College Radio Day has come and gone, but I’d like to add a historic footnote to the festivities. College radio broadcasters in the 1960s convinced Congress to fund radio as well as television in the Public Broadcasting Act of 1967. Without that campaign, it is unlikely that NPR would exist. The story is beautifully told in Jack W. Mitchell’s Listener Supported: The Culture and History of Public Radio.
By 1966, the big foundations were pushing hard for Congress to fund public media. But the media for which they sought Congressional aid was television. The famous Carnegie Commission report for public broadcasting didn’t even mention radio.
When it came to radio, "few cared," Mitchell writes. "Most of the major public-broadcasting organizations included both television and radio, with television the dominant focus in all of them. These organizations were quite content to ignore radio to achieve national tax support for their dominant television enterprises."
But there were "a very few crusty old guys who did care," the author adds. One of them was the manager of the University of Michigan’s radio station, Ed Burrows. Burrows sent the station’s program director off to Washington, D.C. to lobby for radio to be included in what, at the time, was being called the Public Television Act, which would create the Corporation for Public Television.
His name was Jerrold Sandler. "It’s very simple," he told public TV’s top DC lobbyist in a confrontation. "You change it to the Corporation for Public Broadcasting, and you change it to the Public Broadcasting Act."
"Well, the word broadcasting doesn’t have the right sound. It’s not television," the TV lobbyist retorted.
"You’re damn right, it’s not television," Sandler shot back, and he fought hard to get radio into the public television bill’s language. He had help from Dean Costen, the U. Michigan station’s former chief engineer, now deputy undersecretary at Health, Education and Welfare (HEW) in Washington. It was Costen who made the words "and radio" follow television everywhere in the administration’s legislative draft for public television.
But several days later, a reporter told Sandler that "radio" had been scratched out of the bill’s language again. Sandler called Costen, who scratched it back in. Sandler then called members of the radio board of the National Association of Educational Broadcasters. Get to DC and lobby Congress like mad for radio. "You’re going to work your butts off but we’re going to cover that Congress," he told them.

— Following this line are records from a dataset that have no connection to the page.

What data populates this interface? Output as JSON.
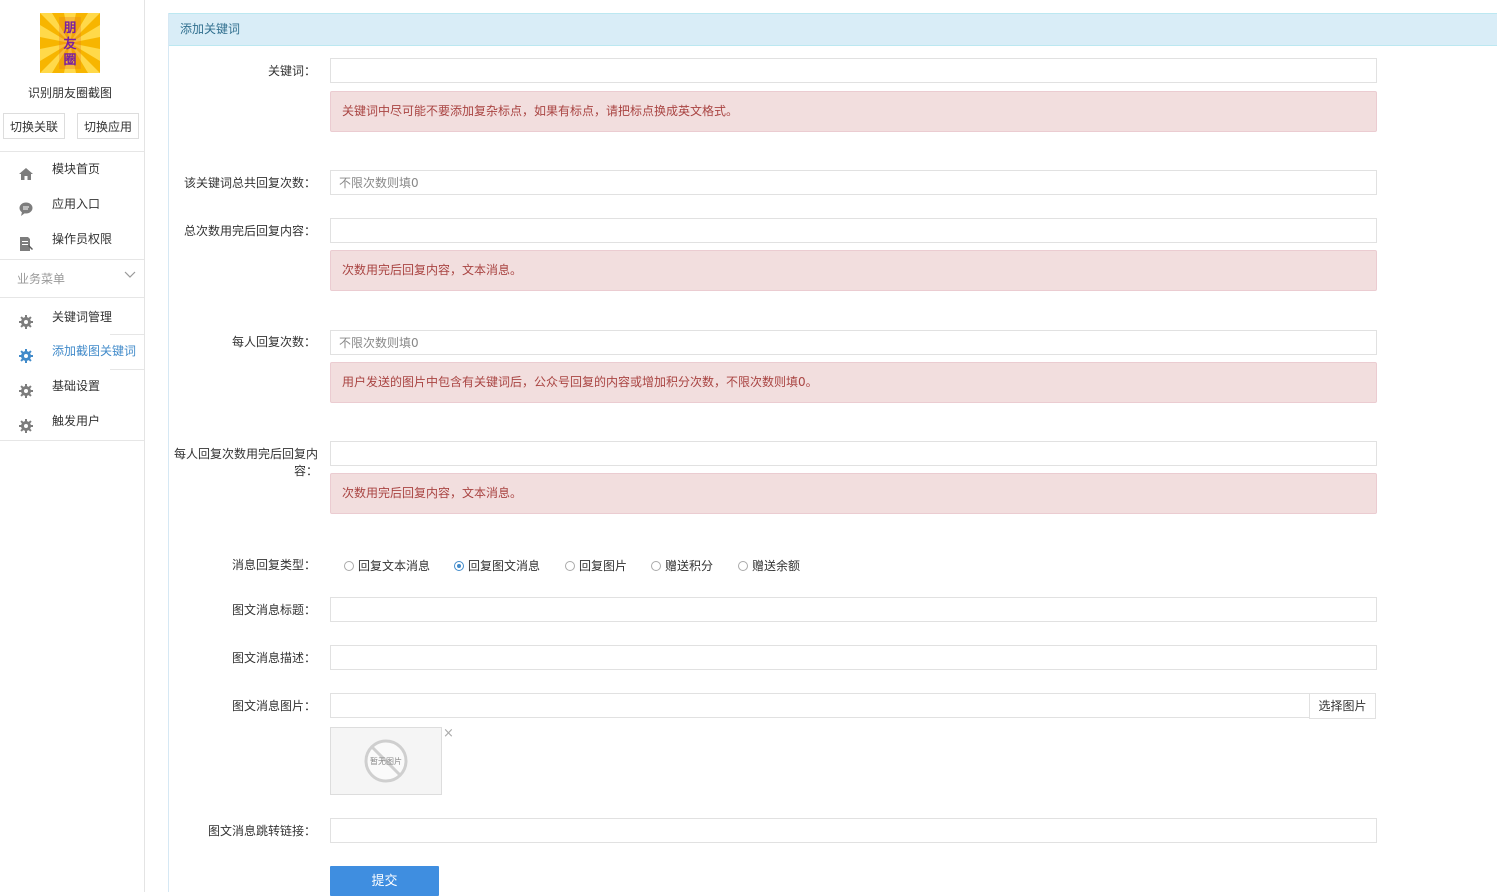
{
  "sidebar": {
    "logo_text": "朋友圈",
    "app_name": "识别朋友圈截图",
    "switch_relation": "切换关联",
    "switch_app": "切换应用",
    "top_menu": [
      {
        "label": "模块首页",
        "icon": "home-icon"
      },
      {
        "label": "应用入口",
        "icon": "chat-bubble-icon"
      },
      {
        "label": "操作员权限",
        "icon": "document-edit-icon"
      }
    ],
    "group_title": "业务菜单",
    "business_menu": [
      {
        "label": "关键词管理",
        "icon": "gear-icon",
        "active": false
      },
      {
        "label": "添加截图关键词",
        "icon": "gear-icon",
        "active": true
      },
      {
        "label": "基础设置",
        "icon": "gear-icon",
        "active": false
      },
      {
        "label": "触发用户",
        "icon": "gear-icon",
        "active": false
      }
    ],
    "active_color": "#428bca"
  },
  "panel": {
    "title": "添加关键词"
  },
  "form": {
    "keyword": {
      "label": "关键词：",
      "value": "",
      "hint": "关键词中尽可能不要添加复杂标点，如果有标点，请把标点换成英文格式。"
    },
    "total_count": {
      "label": "该关键词总共回复次数：",
      "placeholder": "不限次数则填0"
    },
    "total_after": {
      "label": "总次数用完后回复内容：",
      "value": "",
      "hint": "次数用完后回复内容，文本消息。"
    },
    "per_user": {
      "label": "每人回复次数：",
      "placeholder": "不限次数则填0",
      "hint": "用户发送的图片中包含有关键词后，公众号回复的内容或增加积分次数，不限次数则填0。"
    },
    "per_user_after": {
      "label_line1": "每人回复次数用完后回复内",
      "label_line2": "容：",
      "value": "",
      "hint": "次数用完后回复内容，文本消息。"
    },
    "reply_type": {
      "label": "消息回复类型：",
      "options": [
        "回复文本消息",
        "回复图文消息",
        "回复图片",
        "赠送积分",
        "赠送余额"
      ],
      "selected": "回复图文消息"
    },
    "news_title": {
      "label": "图文消息标题：",
      "value": ""
    },
    "news_desc": {
      "label": "图文消息描述：",
      "value": ""
    },
    "news_image": {
      "label": "图文消息图片：",
      "value": "",
      "choose_label": "选择图片",
      "no_image_text": "暂无图片"
    },
    "news_link": {
      "label": "图文消息跳转链接：",
      "value": ""
    },
    "submit_label": "提交"
  },
  "colors": {
    "heading_bg": "#d9edf7",
    "alert_bg": "#f2dede",
    "alert_text": "#a94442",
    "primary": "#3f8ee0"
  }
}
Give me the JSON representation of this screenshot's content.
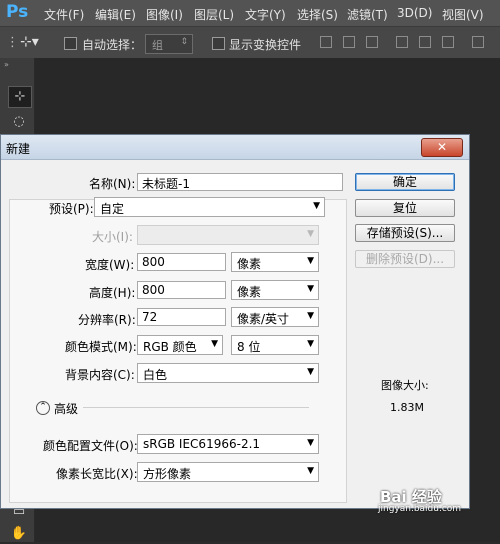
{
  "app": {
    "logo": "Ps"
  },
  "menu": [
    "文件(F)",
    "编辑(E)",
    "图像(I)",
    "图层(L)",
    "文字(Y)",
    "选择(S)",
    "滤镜(T)",
    "3D(D)",
    "视图(V)"
  ],
  "options_bar": {
    "auto_select_label": "自动选择：",
    "auto_select_value": "组",
    "show_transform_label": "显示变换控件"
  },
  "dialog": {
    "title": "新建",
    "close": "✕",
    "name_label": "名称(N):",
    "name_value": "未标题-1",
    "preset_label": "预设(P):",
    "preset_value": "自定",
    "size_label": "大小(I):",
    "size_value": "",
    "width_label": "宽度(W):",
    "width_value": "800",
    "width_unit": "像素",
    "height_label": "高度(H):",
    "height_value": "800",
    "height_unit": "像素",
    "resolution_label": "分辨率(R):",
    "resolution_value": "72",
    "resolution_unit": "像素/英寸",
    "color_mode_label": "颜色模式(M):",
    "color_mode_value": "RGB 颜色",
    "bit_depth_value": "8 位",
    "background_label": "背景内容(C):",
    "background_value": "白色",
    "advanced_label": "高级",
    "color_profile_label": "颜色配置文件(O):",
    "color_profile_value": "sRGB IEC61966-2.1",
    "pixel_aspect_label": "像素长宽比(X):",
    "pixel_aspect_value": "方形像素",
    "buttons": {
      "ok": "确定",
      "reset": "复位",
      "save_preset": "存储预设(S)...",
      "delete_preset": "删除预设(D)..."
    },
    "image_size_label": "图像大小:",
    "image_size_value": "1.83M"
  },
  "watermark": {
    "text": "Bai 经验",
    "url": "jingyan.baidu.com"
  }
}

Meanwhile Sandler hired a consultant to write a radio equivalent of the Carnegie Report, The Hidden Medium: Educational Radio, a Status Report, which made the case for radio inclusion.
By April 1967, the Senate Commerce Committee had approved a public media bill which now would create a Corporation for Public Broadcasting, not just a public corporation for television. "The public radio guerillas could not believe their good fortune," Mitchell continues. "They had had no right to win over the television juggernaut, and few of them had believed they really would. To them, the fight had been mainly a game played for the fun of it, the most exciting escapade of their professional lives."
This "improbable victory," made National Public Radio (now NPR) possible. But it also cost the crusaders any role in public radio’s future, Mitchell’s chapter on this episode concludes. They had stepped on too many prominent toes in the educational media universe, the men and women who would now run public broadcasting. And so none of them won leadership roles:
"Not Jack Burke of Kansas State University. Not Will Lewis of Boston University. Not Marjorie Newman of Florida State University. Not Myron Curry of the University of North Dakota. Not Burt Harrison of Washington State University. Not Martin Busch of the University of South Dakota. Not Jack Summerfield of the Riverside Church of New York. Not Al Fredette of the State Medical College of New York. And certainly not Ed Burrows nor Jerry Sandler, each of whom applied for positions at the new National Public Radio, Sandler many times. Neither was ever hired."
NPR began broadcasting in April 1971. Who went to work for the service? "Instead, the task of developing public radio would fall to radio managers who sat on the sidelines as Sandler and company waged war," or to those who had backed the television lobby, or to those too young to be have been involved in the fight.
It is sometimes the fate of revolutionaries to be left out of the revolution they lead. This appears to have been the case for the college radio "guerillas" who insured the funding that would create NPR. Nonetheless, in the wake of College Radio Day, we should remember their valiant efforts with gratitude.